Recurring partitions full and logrotate fails, possibly due to disabling /var/log/openqa as log target
There had been some alerts about space depletion on either / or /srv in the past days. This seems to have started on the afternoon of 2019-09-25 when /srv started to fill up. From 2019-09-26 on there are hourly spikes in the space usage on / increasing in size over time:
I assume that since coolo switched /etc/openqa/openqa.ini to not log messages to /var/log/openqa anymore we end up with openQA debug messages including SQL debugging and these messages seem to not only end up in the system journal but also in /var/log/messages. The logrotate service has failed because of out of space conditions and also /var/spool/mail/root shows the problem why / is running out of space on an hourly base:
Subject: Cron <root@openqa> /usr/sbin/logwatch --service dmeventd … cat: write error: No space left on device system 'cat '/var/log/messages-20190928' >> /var/cache/logwatch/logwatch.hghdmAm9/messages-archive' failed: 256 at /usr/sbin/logwatch line 772.
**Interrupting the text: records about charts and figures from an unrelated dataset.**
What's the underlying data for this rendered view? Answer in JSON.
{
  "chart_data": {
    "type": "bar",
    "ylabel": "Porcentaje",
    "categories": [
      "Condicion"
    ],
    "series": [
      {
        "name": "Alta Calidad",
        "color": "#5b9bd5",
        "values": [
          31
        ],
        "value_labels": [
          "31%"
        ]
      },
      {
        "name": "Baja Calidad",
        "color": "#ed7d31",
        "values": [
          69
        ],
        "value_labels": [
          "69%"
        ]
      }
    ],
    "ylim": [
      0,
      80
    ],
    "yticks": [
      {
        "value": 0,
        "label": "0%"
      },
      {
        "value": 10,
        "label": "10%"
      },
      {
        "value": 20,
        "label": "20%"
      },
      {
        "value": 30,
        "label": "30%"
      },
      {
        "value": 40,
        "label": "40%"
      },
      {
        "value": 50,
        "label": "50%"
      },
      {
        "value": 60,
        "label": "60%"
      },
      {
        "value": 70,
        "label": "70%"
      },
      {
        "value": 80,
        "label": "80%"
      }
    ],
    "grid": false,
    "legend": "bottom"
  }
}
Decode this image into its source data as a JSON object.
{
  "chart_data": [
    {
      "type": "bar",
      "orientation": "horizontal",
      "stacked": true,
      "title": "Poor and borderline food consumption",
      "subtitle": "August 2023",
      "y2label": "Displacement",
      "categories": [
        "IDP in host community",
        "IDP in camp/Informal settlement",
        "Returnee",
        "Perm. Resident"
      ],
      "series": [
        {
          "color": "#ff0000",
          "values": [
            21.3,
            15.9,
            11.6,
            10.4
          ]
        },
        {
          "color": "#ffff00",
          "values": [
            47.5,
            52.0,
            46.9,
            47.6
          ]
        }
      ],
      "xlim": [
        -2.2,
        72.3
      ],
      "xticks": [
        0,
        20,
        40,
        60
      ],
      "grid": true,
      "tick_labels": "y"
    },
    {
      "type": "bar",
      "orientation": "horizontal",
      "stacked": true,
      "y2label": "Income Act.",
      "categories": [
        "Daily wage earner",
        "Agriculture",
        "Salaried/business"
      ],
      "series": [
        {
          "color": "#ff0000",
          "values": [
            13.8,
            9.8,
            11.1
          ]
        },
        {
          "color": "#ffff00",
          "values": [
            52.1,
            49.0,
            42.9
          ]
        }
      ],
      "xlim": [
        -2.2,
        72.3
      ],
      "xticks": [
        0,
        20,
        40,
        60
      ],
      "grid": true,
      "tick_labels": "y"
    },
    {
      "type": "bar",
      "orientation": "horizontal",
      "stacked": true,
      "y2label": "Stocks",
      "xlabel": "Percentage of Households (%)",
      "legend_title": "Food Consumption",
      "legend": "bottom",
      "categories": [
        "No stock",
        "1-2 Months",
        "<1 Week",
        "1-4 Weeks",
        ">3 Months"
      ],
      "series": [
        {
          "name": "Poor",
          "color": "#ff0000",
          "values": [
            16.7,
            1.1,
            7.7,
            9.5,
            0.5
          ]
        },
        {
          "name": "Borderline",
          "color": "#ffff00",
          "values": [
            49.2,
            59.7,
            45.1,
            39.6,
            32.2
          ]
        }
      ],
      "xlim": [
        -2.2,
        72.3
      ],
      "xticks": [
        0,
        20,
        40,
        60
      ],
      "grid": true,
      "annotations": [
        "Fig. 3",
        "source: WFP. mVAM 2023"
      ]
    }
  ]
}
- As we do not have logwatch covered in http://gitlab.suse.de/openqa/salt-states-openqa I assume we do not need it anymore
- We should consider removing
syslog-serviceand instead configure a persistent journal by creating the directory /var/log/journal/ as we already do in https://gitlab.suse.de/openqa/salt-states-openqa/blob/master/openqa/worker.sls#L324
- Crosscheck after above two points how the space usage behaves, e.g. if openQA sql debug information is still written to /var/log/messages
#1 Updated by okurz almost 2 years ago
- Status changed from New to Feedback
- Assignee set to okurz
I checked if logwatch is using any special configuration and it seems not so I uninstalled the package. If we still need it we can simply reinstall it but should cover it properly with salt.
Backed up complete /srv/log/ to backup.qa.suse.de:/home/backup/osd/srv/log/ and removed syslog with
zypper rm -u syslog-service rsyslog. Made journal persistent by creating /var/log/journal/ . Manually triggered compression of log files that are not written to anymore and deleted the source files. Now we are back to sane space usage levels:
/dev/vda1 9.6G 5.8G 3.4G 64% / /dev/vdc 80G 47G 34G 59% /srv
If this turns out to be what we want we should do the same for o3.
We decided it's fine but we want back to /var/log/openqa to prevent spammy logs in minion jobs, e.g. https://openqa.suse.de/minion/jobs?id=264533 .
I have done the according changes now on both o3 and osd.